The Wall Street Journal reports that Beijing Century Joyo Courier Service – Amazon's logistics unit in China – has shipped over 150 containers over the past three months. The containers appear to belong to Chinese suppliers who participate in the "Fulfillment by Amazon" (FBA) service.
Under a typical FBA arrangement, an American vendor's Chinese supplier ships goods to multiple Amazon warehouses in the U.S., with freight paid by the vendor. Amazon does not own these goods, but it lists them for sale on its website, stores them and ships them to consumers on the vendor’s behalf.

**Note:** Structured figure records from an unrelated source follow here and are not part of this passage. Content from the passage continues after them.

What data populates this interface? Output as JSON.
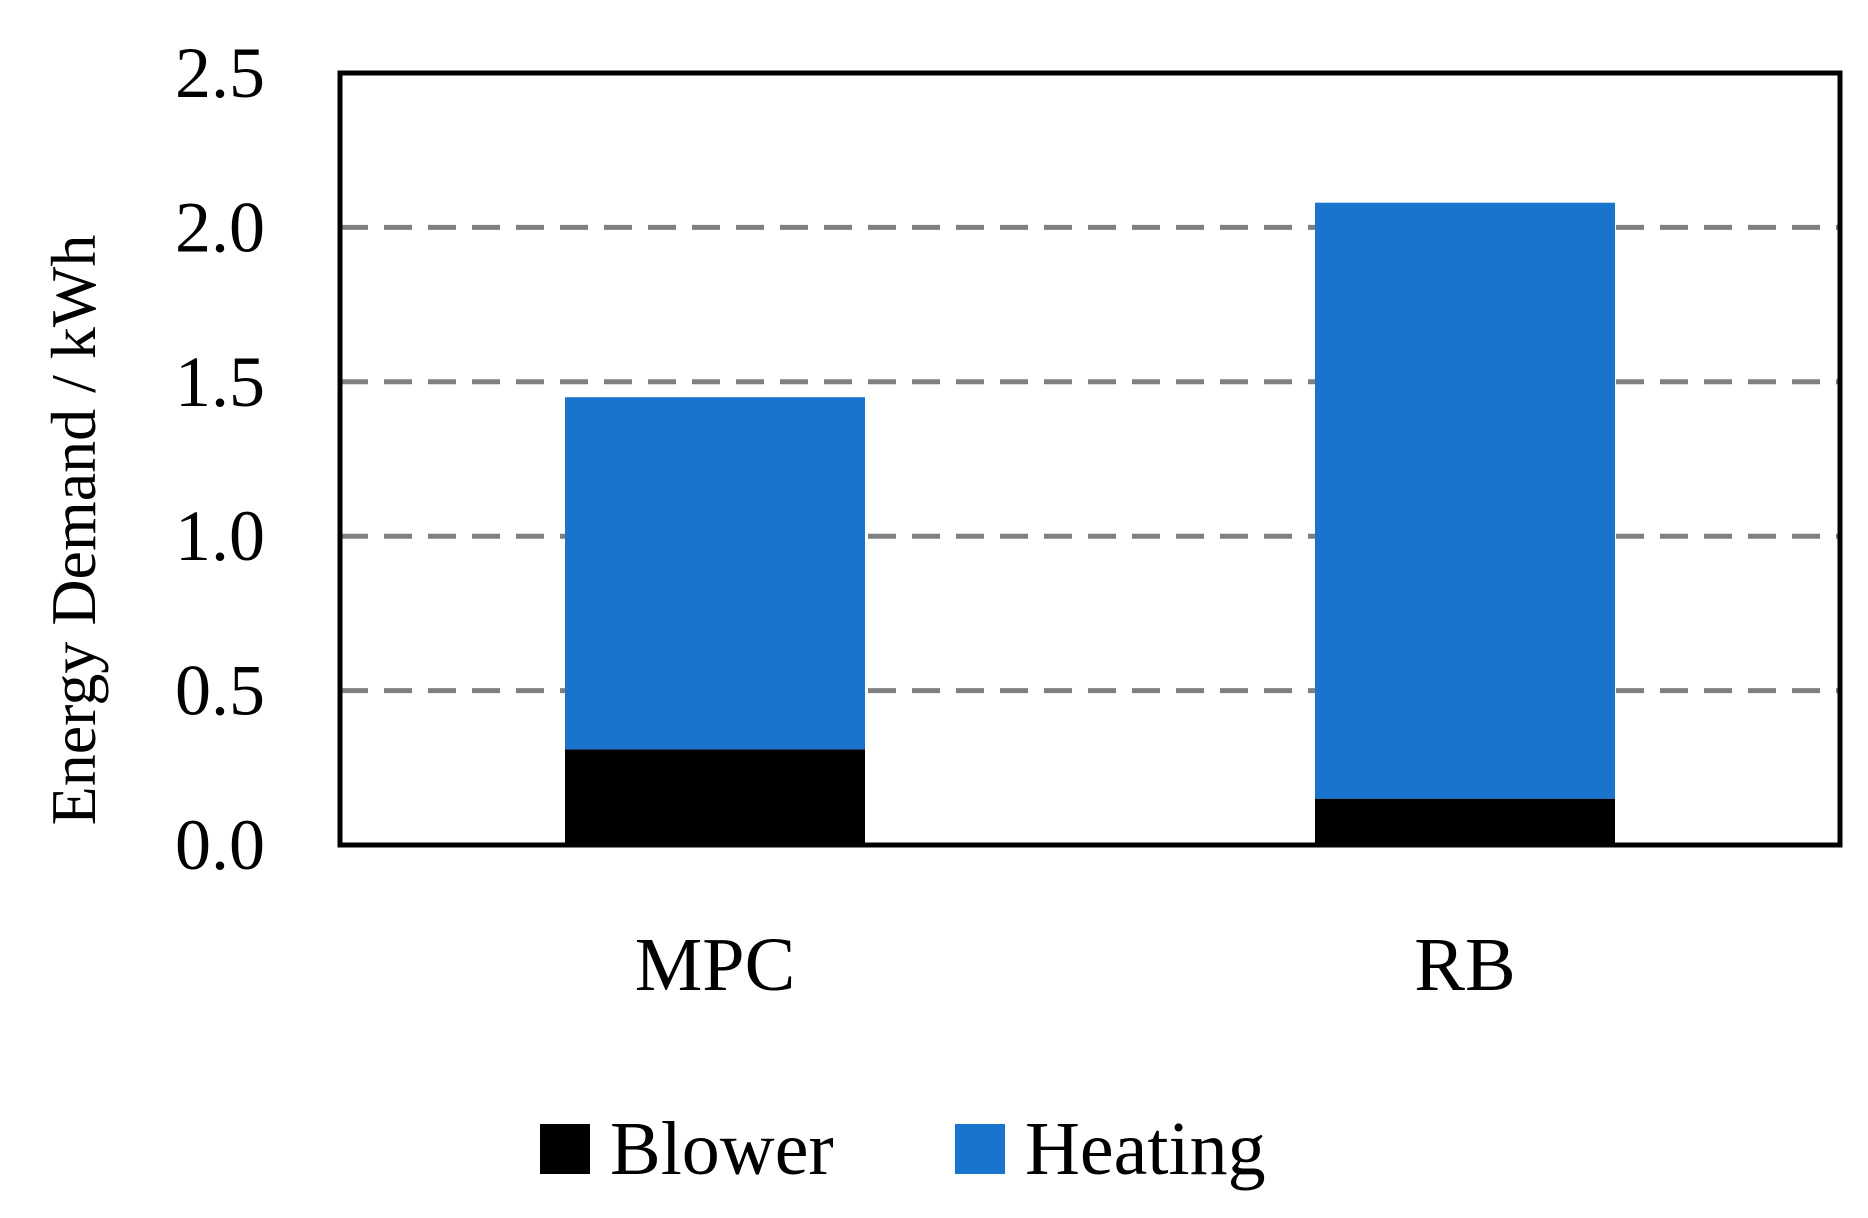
{
  "chart_data": {
    "type": "bar",
    "stacked": true,
    "categories": [
      "MPC",
      "RB"
    ],
    "series": [
      {
        "name": "Blower",
        "values": [
          0.31,
          0.15
        ],
        "color": "#000000"
      },
      {
        "name": "Heating",
        "values": [
          1.14,
          1.93
        ],
        "color": "#1874CD"
      }
    ],
    "xlabel": "",
    "ylabel": "Energy Demand / kWh",
    "ylim": [
      0,
      2.5
    ],
    "yticks": [
      "0.0",
      "0.5",
      "1.0",
      "1.5",
      "2.0",
      "2.5"
    ],
    "grid": "horizontal dashed",
    "legend_position": "bottom"
  }
}
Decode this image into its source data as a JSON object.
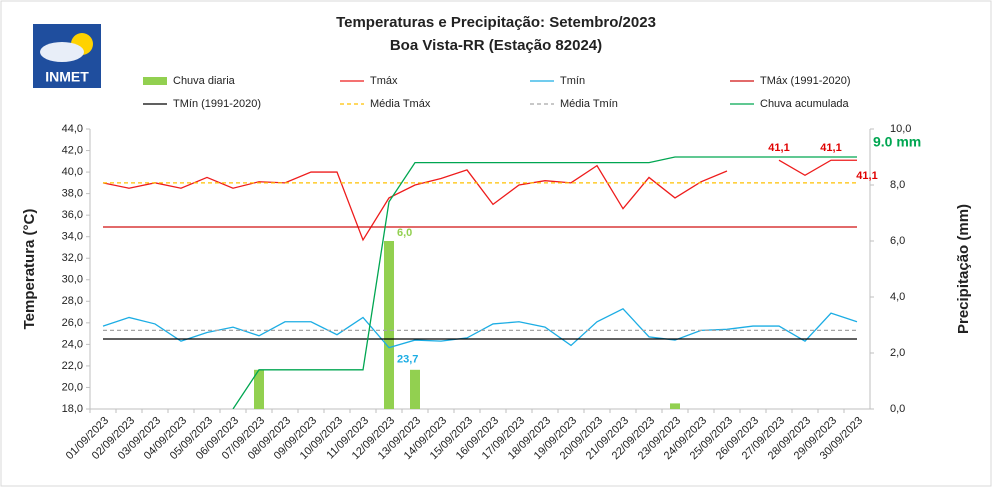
{
  "logo_text": "INMET",
  "chart_data": {
    "type": "bar",
    "title": "Temperaturas e Precipitação: Setembro/2023",
    "subtitle": "Boa Vista-RR (Estação 82024)",
    "y_label": "Temperatura (°C)",
    "y2_label": "Precipitação (mm)",
    "categories": [
      "01/09/2023",
      "02/09/2023",
      "03/09/2023",
      "04/09/2023",
      "05/09/2023",
      "06/09/2023",
      "07/09/2023",
      "08/09/2023",
      "09/09/2023",
      "10/09/2023",
      "11/09/2023",
      "12/09/2023",
      "13/09/2023",
      "14/09/2023",
      "15/09/2023",
      "16/09/2023",
      "17/09/2023",
      "18/09/2023",
      "19/09/2023",
      "20/09/2023",
      "21/09/2023",
      "22/09/2023",
      "23/09/2023",
      "24/09/2023",
      "25/09/2023",
      "26/09/2023",
      "27/09/2023",
      "28/09/2023",
      "29/09/2023",
      "30/09/2023"
    ],
    "ylim": [
      18,
      44
    ],
    "yticks": [
      {
        "value": 18,
        "label": "18,0"
      },
      {
        "value": 20,
        "label": "20,0"
      },
      {
        "value": 22,
        "label": "22,0"
      },
      {
        "value": 24,
        "label": "24,0"
      },
      {
        "value": 26,
        "label": "26,0"
      },
      {
        "value": 28,
        "label": "28,0"
      },
      {
        "value": 30,
        "label": "30,0"
      },
      {
        "value": 32,
        "label": "32,0"
      },
      {
        "value": 34,
        "label": "34,0"
      },
      {
        "value": 36,
        "label": "36,0"
      },
      {
        "value": 38,
        "label": "38,0"
      },
      {
        "value": 40,
        "label": "40,0"
      },
      {
        "value": 42,
        "label": "42,0"
      },
      {
        "value": 44,
        "label": "44,0"
      }
    ],
    "y2lim": [
      0,
      10
    ],
    "y2ticks": [
      {
        "value": 0,
        "label": "0,0"
      },
      {
        "value": 2,
        "label": "2,0"
      },
      {
        "value": 4,
        "label": "4,0"
      },
      {
        "value": 6,
        "label": "6,0"
      },
      {
        "value": 8,
        "label": "8,0"
      },
      {
        "value": 10,
        "label": "10,0"
      }
    ],
    "series": [
      {
        "name": "Chuva diaria",
        "type": "bar",
        "axis": "y2",
        "color": "#92d050",
        "values": [
          0,
          0,
          0,
          0,
          0,
          0,
          1.4,
          0,
          0,
          0,
          0,
          6.0,
          1.4,
          0,
          0,
          0,
          0,
          0,
          0,
          0,
          0,
          0,
          0.2,
          0,
          0,
          0,
          0,
          0,
          0,
          0
        ],
        "value_labels": [
          null,
          null,
          null,
          null,
          null,
          null,
          null,
          null,
          null,
          null,
          null,
          "6,0",
          null,
          null,
          null,
          null,
          null,
          null,
          null,
          null,
          null,
          null,
          null,
          null,
          null,
          null,
          null,
          null,
          null,
          null
        ]
      },
      {
        "name": "Tmáx",
        "type": "line",
        "color": "#ee1c1c",
        "values": [
          39.0,
          38.5,
          39.0,
          38.5,
          39.5,
          38.5,
          39.1,
          39.0,
          40.0,
          40.0,
          33.7,
          37.6,
          38.8,
          39.4,
          40.2,
          37.0,
          38.8,
          39.2,
          39.0,
          40.6,
          36.6,
          39.5,
          37.6,
          39.1,
          40.1,
          null,
          41.1,
          39.7,
          41.1,
          41.1
        ],
        "value_labels": [
          null,
          null,
          null,
          null,
          null,
          null,
          null,
          null,
          null,
          null,
          null,
          null,
          null,
          null,
          null,
          null,
          null,
          null,
          null,
          null,
          null,
          null,
          null,
          null,
          null,
          null,
          "41,1",
          null,
          "41,1",
          "41,1"
        ]
      },
      {
        "name": "Tmín",
        "type": "line",
        "color": "#1cade4",
        "values": [
          25.7,
          26.5,
          25.9,
          24.3,
          25.1,
          25.6,
          24.8,
          26.1,
          26.1,
          24.9,
          26.5,
          23.7,
          24.4,
          24.3,
          24.6,
          25.9,
          26.1,
          25.6,
          23.9,
          26.1,
          27.3,
          24.7,
          24.4,
          25.3,
          25.4,
          25.7,
          25.7,
          24.3,
          26.9,
          26.1
        ],
        "value_labels": [
          null,
          null,
          null,
          null,
          null,
          null,
          null,
          null,
          null,
          null,
          null,
          "23,7",
          null,
          null,
          null,
          null,
          null,
          null,
          null,
          null,
          null,
          null,
          null,
          null,
          null,
          null,
          null,
          null,
          null,
          null
        ]
      },
      {
        "name": "TMáx (1991-2020)",
        "type": "line",
        "color": "#d01010",
        "values": [
          34.9,
          34.9,
          34.9,
          34.9,
          34.9,
          34.9,
          34.9,
          34.9,
          34.9,
          34.9,
          34.9,
          34.9,
          34.9,
          34.9,
          34.9,
          34.9,
          34.9,
          34.9,
          34.9,
          34.9,
          34.9,
          34.9,
          34.9,
          34.9,
          34.9,
          34.9,
          34.9,
          34.9,
          34.9,
          34.9
        ]
      },
      {
        "name": "TMín (1991-2020)",
        "type": "line",
        "color": "#000000",
        "values": [
          24.5,
          24.5,
          24.5,
          24.5,
          24.5,
          24.5,
          24.5,
          24.5,
          24.5,
          24.5,
          24.5,
          24.5,
          24.5,
          24.5,
          24.5,
          24.5,
          24.5,
          24.5,
          24.5,
          24.5,
          24.5,
          24.5,
          24.5,
          24.5,
          24.5,
          24.5,
          24.5,
          24.5,
          24.5,
          24.5
        ]
      },
      {
        "name": "Média Tmáx",
        "type": "line",
        "dashed": true,
        "color": "#ffc000",
        "values": [
          39.0,
          39.0,
          39.0,
          39.0,
          39.0,
          39.0,
          39.0,
          39.0,
          39.0,
          39.0,
          39.0,
          39.0,
          39.0,
          39.0,
          39.0,
          39.0,
          39.0,
          39.0,
          39.0,
          39.0,
          39.0,
          39.0,
          39.0,
          39.0,
          39.0,
          39.0,
          39.0,
          39.0,
          39.0,
          39.0
        ]
      },
      {
        "name": "Média Tmín",
        "type": "line",
        "dashed": true,
        "color": "#a6a6a6",
        "values": [
          25.3,
          25.3,
          25.3,
          25.3,
          25.3,
          25.3,
          25.3,
          25.3,
          25.3,
          25.3,
          25.3,
          25.3,
          25.3,
          25.3,
          25.3,
          25.3,
          25.3,
          25.3,
          25.3,
          25.3,
          25.3,
          25.3,
          25.3,
          25.3,
          25.3,
          25.3,
          25.3,
          25.3,
          25.3,
          25.3
        ]
      },
      {
        "name": "Chuva acumulada",
        "type": "line",
        "axis": "y2",
        "color": "#00a651",
        "values": [
          null,
          null,
          null,
          null,
          null,
          0,
          1.4,
          1.4,
          1.4,
          1.4,
          1.4,
          7.4,
          8.8,
          8.8,
          8.8,
          8.8,
          8.8,
          8.8,
          8.8,
          8.8,
          8.8,
          8.8,
          9.0,
          9.0,
          9.0,
          9.0,
          9.0,
          9.0,
          9.0,
          9.0
        ],
        "value_labels": [
          null,
          null,
          null,
          null,
          null,
          null,
          null,
          null,
          null,
          null,
          null,
          null,
          null,
          null,
          null,
          null,
          null,
          null,
          null,
          null,
          null,
          null,
          null,
          null,
          null,
          null,
          null,
          null,
          null,
          "9.0 mm"
        ]
      }
    ]
  }
}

The wares must be prepared to Amazon's specifications, and some vendors choose to use an independent quality control agent to make sure their goods are ready for sale before forwarding them to Amazon.
More recently, thousands of Chinese suppliers are bypassing the vendor and selling directly to the consumer via FBA. Amazon facilitates this process through its Amazon Global Selling portal, and it is a key part of the e-commerce giant's China business strategy: Amazon China President Doug Gurr said in 2015 that the firm puts a priority on helping "sellers from China to grow their business globally."
If you are a Chinese supplier, Amazon FBA lets you “slap a brand on your product, work with a logistics company, list your goods on Amazon, and now all of the sudden you cut out three layers of supply chain and you’re able to get directly to customers,” said Scott Galit, CEO of payment processing firm Payoneer, speaking to USA Today.
The new logistics services for Chinese exporters – ocean freight, but also Amazon’s air cargo, labeling, sorting, trucking and distribution offerings – will make it even easier for them to market to consumers and compete with traditional retailers. It may also allow Amazon to capture some of the growing business of shipping freight to its own FBA warehouses.